Evaluation of sub-chronic toxic effects of petroleum ether, a laboratory solvent in Sprague-Dawley rats

Author(s): Subramani Parasuraman, Jeyabalan Sujithra, Balakrishnan Syamittra, Wong Yeng Yeng, Wu Yet Ping, Selvadurai Muralidharan, Palanimuthu Vasanth Raj, Sokkalingam Arumugam Dhanaraj

Background: In general, organic solvents are inhibiting many physiological enzymes and alter the behavioural functions, but the available scientific knowledge on laboratory solvent induced organ specific toxins are very limited. Hence, the present study was planned to determine the sub‑chronic toxic effects of petroleum ether (boiling point 40–60°C), a laboratory solvent in Sprague‑Dawley (SD) rats. Materials and Methods: The SD rats were divided into three different groups viz., control, low exposure petroleum ether (250 mg/kg; i.p.) and high exposure petroleum ether (500 mg/kg; i.p.) administered group. The animals were exposed with petroleum ether once daily for 2 weeks. Prior to the experiment and end of the experiment animals behaviour, locomotor and memory levels were monitored.
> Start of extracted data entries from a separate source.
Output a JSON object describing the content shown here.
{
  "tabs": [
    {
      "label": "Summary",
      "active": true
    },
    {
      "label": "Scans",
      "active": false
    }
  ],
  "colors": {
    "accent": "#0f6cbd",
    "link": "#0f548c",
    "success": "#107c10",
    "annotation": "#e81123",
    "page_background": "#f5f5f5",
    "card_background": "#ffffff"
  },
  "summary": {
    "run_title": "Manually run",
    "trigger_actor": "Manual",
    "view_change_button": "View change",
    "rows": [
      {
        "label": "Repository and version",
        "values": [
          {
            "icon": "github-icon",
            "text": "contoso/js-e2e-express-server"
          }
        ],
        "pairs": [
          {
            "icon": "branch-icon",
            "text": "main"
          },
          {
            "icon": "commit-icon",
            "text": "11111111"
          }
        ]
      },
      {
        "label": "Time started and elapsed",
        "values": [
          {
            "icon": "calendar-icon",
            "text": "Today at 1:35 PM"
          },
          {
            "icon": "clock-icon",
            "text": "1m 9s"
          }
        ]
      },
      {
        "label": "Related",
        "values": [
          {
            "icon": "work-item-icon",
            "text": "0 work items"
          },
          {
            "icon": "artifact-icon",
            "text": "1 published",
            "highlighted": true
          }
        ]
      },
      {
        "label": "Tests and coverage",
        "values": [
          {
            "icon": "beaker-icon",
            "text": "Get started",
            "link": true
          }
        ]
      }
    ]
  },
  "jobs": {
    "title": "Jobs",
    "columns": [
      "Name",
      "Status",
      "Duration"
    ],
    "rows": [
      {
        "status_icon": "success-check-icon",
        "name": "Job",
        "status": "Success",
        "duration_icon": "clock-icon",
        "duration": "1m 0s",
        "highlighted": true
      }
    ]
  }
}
Before initiating the study animals were trained for 2 weeks for its learning process and its memory levels were evaluated. Body weight (BW) analysis, locomotor activity, anxiogenic effect (elevated plus maze) and learning and memory (Morris water navigation task) were monitored at regular intervals. On 14th day of the experiment, few ml of blood sample was collected from all the experimental animals for estimation of biochemical parameters. At the end of the experiment, all the animals were sacrificed, and brain, liver, heart, and kidney were collected for biochemical and histopathological analysis. Results: In rats, petroleum ether significantly altered the behavioural functions; reduced the locomotor activity, grip strength, learning and memory process; inhibited the regular body weight growth and caused anxiogenic effects. Dose‑dependent organ specific toxicity with petroleum ether treated group was observed in brain, heart, lung, liver, and kidney. Extrapyramidal effects that include piloerection and cannibalism were also observed with petroleum ether administered group. These results suggested that the petroleum ether showed a significant decrease in central nervous system (CNS) activity, and it has dose‑dependent toxicity on all vital organs. Conclusion: The dose-dependent CNS and organ specific toxicity was observed with sub-chronic administration of petroleum ether in SD rats.